The muscles and joints in my extremities scream at me every day. Each morning, I give my feet a pep talk out of the bed and into the bathroom. Meanwhile I try to get my hands to coordinate enough to lift the toilet seat. By the time I have stumbled to the coffee maker, I have pleaded with my thighs to not be so high-strung. Throughout the day, I literally wring my hands, much like a nervous piano player in an Old West Saloon.
Acupuncture has become just one of the tools in my post-cancer bag-o-tricks to try to alleviate The Aftermath.
I also have my Old-Lady Pill-Box. Is it filled with mind-blowing tablets that make everything groovy rainbows and unicorns?

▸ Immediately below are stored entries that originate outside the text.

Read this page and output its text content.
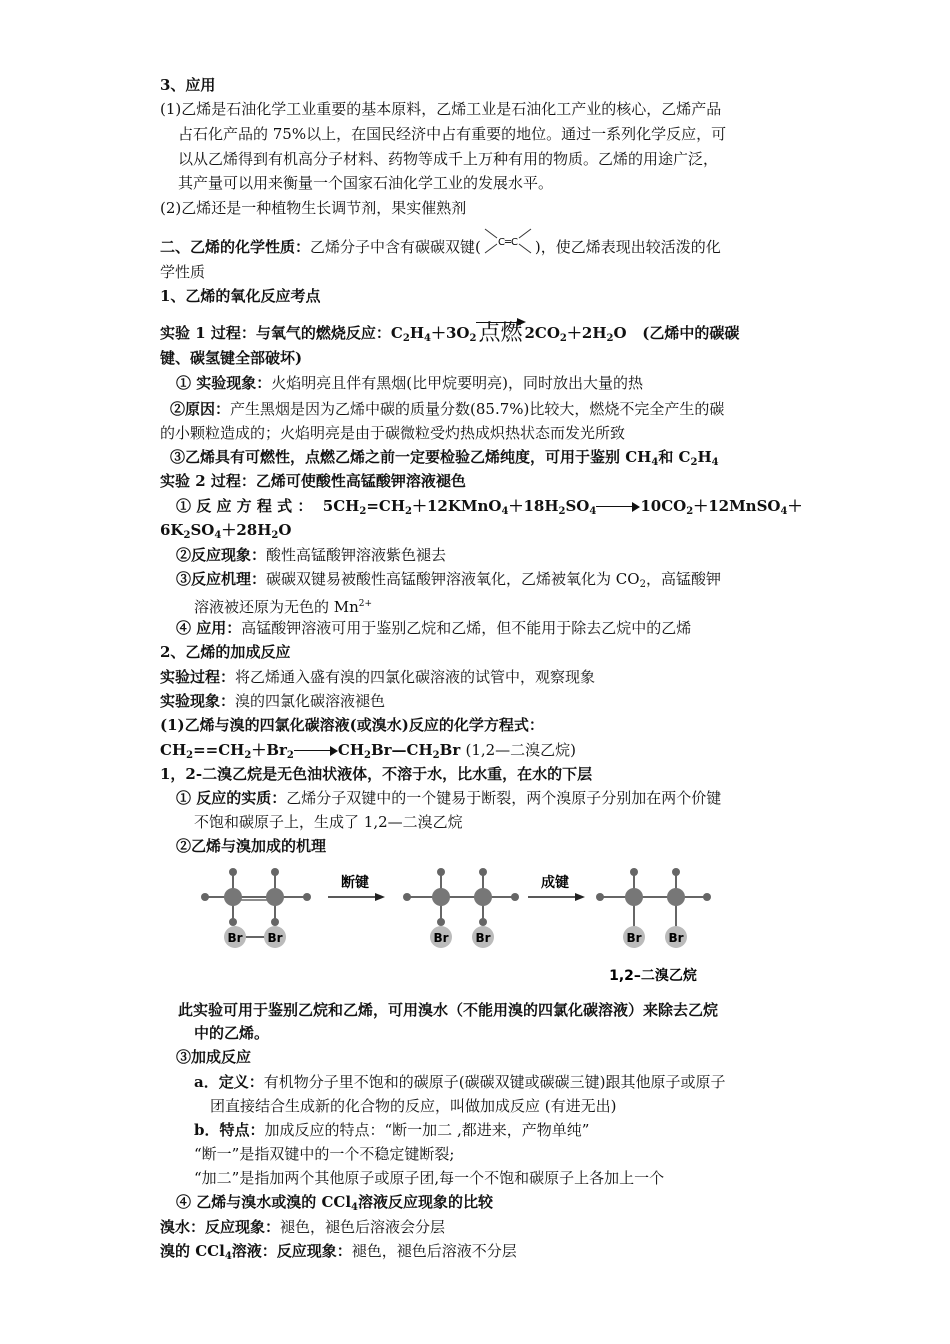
3、应用
(1)乙烯是石油化学工业重要的基本原料，乙烯工业是石油化工产业的核心，乙烯产品
占石化产品的 75%以上，在国民经济中占有重要的地位。通过一系列化学反应，可
以从乙烯得到有机高分子材料、药物等成千上万种有用的物质。乙烯的用途广泛，
其产量可以用来衡量一个国家石油化学工业的发展水平。
(2)乙烯还是一种植物生长调节剂，果实催熟剂
二、乙烯的化学性质：乙烯分子中含有碳碳双键( C═C )，使乙烯表现出较活泼的化
学性质
1、乙烯的氧化反应考点
实验 1 过程：与氧气的燃烧反应：$C_2H_4+3O_2$点燃 $2CO_2+2H_2O$ (乙烯中的碳碳
键、碳氢键全部破坏)
① 实验现象：火焰明亮且伴有黑烟(比甲烷要明亮)，同时放出大量的热
②原因：产生黑烟是因为乙烯中碳的质量分数(85.7%)比较大，燃烧不完全产生的碳
的小颗粒造成的；火焰明亮是由于碳微粒受灼热成炽热状态而发光所致
③乙烯具有可燃性，点燃乙烯之前一定要检验乙烯纯度，可用于鉴别 $CH_4$和 $C_2H_4$
实验 2 过程：乙烯可使酸性高锰酸钾溶液褪色
① 反 应 方 程 式 ： $5CH_2=CH_2+12KMnO_4+18H_2SO_4$	$10CO_2+12MnSO_4+$
$6K_2SO_4+28H_2O$
②反应现象：酸性高锰酸钾溶液紫色褪去
③反应机理：碳碳双键易被酸性高锰酸钾溶液氧化，乙烯被氧化为 $CO_2$，高锰酸钾
溶液被还原为无色的 $Mn^{2+}$
④ 应用：高锰酸钾溶液可用于鉴别乙烷和乙烯，但不能用于除去乙烷中的乙烯
2、乙烯的加成反应
实验过程：将乙烯通入盛有溴的四氯化碳溶液的试管中，观察现象
实验现象：溴的四氯化碳溶液褪色
(1)乙烯与溴的四氯化碳溶液(或溴水)反应的化学方程式：
$CH_2==CH_2+Br_2$	$CH_2Br—CH_2Br$ (1,2—二溴乙烷)
1，2-二溴乙烷是无色油状液体，不溶于水，比水重，在水的下层
① 反应的实质：乙烯分子双键中的一个键易于断裂，两个溴原子分别加在两个价键
不饱和碳原子上，生成了 1,2—二溴乙烷
②乙烯与溴加成的机理
Br Br
断键
Br Br
成键
Br Br
1,2–二溴乙烷
此实验可用于鉴别乙烷和乙烯，可用溴水（不能用溴的四氯化碳溶液）来除去乙烷
中的乙烯。
③加成反应
a．定义：有机物分子里不饱和的碳原子(碳碳双键或碳碳三键)跟其他原子或原子
团直接结合生成新的化合物的反应，叫做加成反应 (有进无出)
b．特点：加成反应的特点：“断一加二 ,都进来，产物单纯”
“断一”是指双键中的一个不稳定键断裂;
“加二”是指加两个其他原子或原子团,每一个不饱和碳原子上各加上一个
④ 乙烯与溴水或溴的 CCl$_4$溶液反应现象的比较
溴水：反应现象：褪色，褪色后溶液会分层
溴的 CCl$_4$溶液：反应现象：褪色，褪色后溶液不分层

Absolutely not. Just boring supplements. Supplements designed to help with joint and muscle pain from my daily dose of Anastrozole. Twice a day, I gobble down Vitamin D, Calcium, Magnesium, Turmeric. Acetyl-L-Carnitine, and L-Glutamine.
Next up is a leather belt, tiger tail, foam roller and a tennis ball. In the past, these items might have made for an amusing Saturday night with my husband.
Instead, they are each used in a much less lascivious manner. The leather belt gets placed around the bottom of each of my feet to stretch the fascia. The tiger tail and foam roller help with help with the constant calf-cramps. When I able to wrestle the tennis ball from my German Shepherd, it gets placed under my foot to handle heel pain.
Lotions, creams, ointments and salves fill my bathroom drawers. All designed to give a icy-hot sensation up and down my body to alleviate the discomfort. CBD, Deep Blue, Tiger Balm. When I go out in public, I figure I smell like an escapee from the Activity/Exercise Room at the Senior Center.
By the way, I highly recommend scrubbing like a surgeon after using one of these BEFORE putting on face cream, or touching ANY sensitive part of the body. Learned that lesson a time or twenty.
I move my body every day just to keep it from cramping up. I walk at least 3 1/2 miles a day like a madwoman on a mission. A mission to get myself unravelled. Sadly I have had to put my running on hold. My right foot protests every time I step off into a jog. So for now, walking is my movement of choice.
In spite of the needles, pills, leather and lotion, I am thankful. I may not be as strong as I once was, but I am here. I will get past the aches, pains, and cramps. I have to. There are more amusing Saturday nights with my husband to be had.